Bug: unexpected result from an empty table
(1) By Wang Ke (krking) on 2021-08-06 07:43:55 [link] [source]
For this case:
CREATE TABLE t0(c0); SELECT COUNT(t1.c1), t1.c1 FROM (SELECT 1 AS c1 FROM t0) AS t1; -- 0|1
It says in the documentation:
If the SELECT statement is an aggregate query without a GROUP BY clause, then each aggregate expression in the result-set is evaluated once across the entire dataset. Each non-aggregate expression in the result-set is evaluated once for an arbitrarily selected row of the dataset. The same arbitrarily selected row is used for each non-aggregate expression. Or, if the dataset contains zero rows, then each non-aggregate expression is evaluated against a row consisting entirely of NULL values.
Since the table t0 is empty, interim result of subquery
SELECT 1 AS c1 FROM t0 should be empty, and the expected result for the whole query should be
0| instead of
I think the cause of the problem is still related to optimization SQLITE_QueryFlattener, when we turn off this optimization, we can get the desired result.
(2) By Richard Hipp (drh) on 2021-08-06 22:29:21 in reply to 1 [source]

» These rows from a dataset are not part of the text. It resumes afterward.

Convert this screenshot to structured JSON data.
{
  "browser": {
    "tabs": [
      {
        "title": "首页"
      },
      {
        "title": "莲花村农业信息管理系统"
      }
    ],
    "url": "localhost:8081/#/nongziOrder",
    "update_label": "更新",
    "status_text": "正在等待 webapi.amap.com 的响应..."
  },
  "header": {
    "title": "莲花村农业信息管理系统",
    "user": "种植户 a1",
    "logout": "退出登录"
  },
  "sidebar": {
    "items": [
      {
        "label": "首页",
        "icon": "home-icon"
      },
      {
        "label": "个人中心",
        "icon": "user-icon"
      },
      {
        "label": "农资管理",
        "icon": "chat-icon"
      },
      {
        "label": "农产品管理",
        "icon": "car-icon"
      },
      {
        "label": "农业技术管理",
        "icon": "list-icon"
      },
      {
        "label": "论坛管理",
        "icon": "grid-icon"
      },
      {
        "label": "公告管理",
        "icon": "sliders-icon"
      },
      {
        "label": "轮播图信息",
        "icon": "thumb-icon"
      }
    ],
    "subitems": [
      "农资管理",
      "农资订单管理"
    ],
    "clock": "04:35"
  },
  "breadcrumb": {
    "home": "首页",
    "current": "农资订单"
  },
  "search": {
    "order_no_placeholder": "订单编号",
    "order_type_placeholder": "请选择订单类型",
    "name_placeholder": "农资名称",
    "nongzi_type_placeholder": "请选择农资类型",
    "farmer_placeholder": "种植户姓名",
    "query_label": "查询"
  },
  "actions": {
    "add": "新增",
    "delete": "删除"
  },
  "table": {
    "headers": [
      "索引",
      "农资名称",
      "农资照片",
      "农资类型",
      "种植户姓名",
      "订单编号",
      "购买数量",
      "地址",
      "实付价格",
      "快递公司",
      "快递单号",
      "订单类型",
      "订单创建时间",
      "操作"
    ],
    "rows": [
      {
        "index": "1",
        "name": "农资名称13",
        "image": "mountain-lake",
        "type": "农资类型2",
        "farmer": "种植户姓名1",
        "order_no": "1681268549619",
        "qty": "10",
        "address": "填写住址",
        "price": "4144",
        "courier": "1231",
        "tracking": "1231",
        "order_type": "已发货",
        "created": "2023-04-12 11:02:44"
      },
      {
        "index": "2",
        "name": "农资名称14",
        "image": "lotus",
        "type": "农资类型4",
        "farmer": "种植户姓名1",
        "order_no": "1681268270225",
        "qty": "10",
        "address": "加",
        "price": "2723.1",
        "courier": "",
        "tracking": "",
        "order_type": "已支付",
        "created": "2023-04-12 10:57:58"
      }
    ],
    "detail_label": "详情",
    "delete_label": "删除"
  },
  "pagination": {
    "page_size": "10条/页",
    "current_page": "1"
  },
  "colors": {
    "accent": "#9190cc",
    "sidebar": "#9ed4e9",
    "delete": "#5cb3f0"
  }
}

The "t1.c1" value is a "bare column". Among SQL database engines, SQLite is the only one that allows bare columns in aggregate queries. It has always been implied, but never explicitly stated, that the value of a bare column on an aggregate query that has no input rows is arbitrary. The fix for this problem is to update the documentation to actually say that, which I have down here.
Think about it. The value of a bare column will be one of the values that that column takes on for the duration of the aggregate. But if the aggregate has no input rows, what value does it take?
Usually the value of a bare column in an aggregate with no inputs will be NULL. But in this specific example, the query optimizer recognizes that the value of "t1.c1" will always be the constant "1", so it just hard-codes a "1" in that spot.
(3) By Wang Ke (krking) on 2021-08-06 23:00:18 in reply to 2 [link] [source]
OK, thank you for your explanation and update to the documentation.
We have realized that it is a bare column, but it was not clear what the value of the column should be when the result set is empty. We used to think that "arbitrary" refers to "any one in the result set". When the result set is empty, it can only be NULL. Your update to the documentation has well corrected our thoughts and answered our doubts.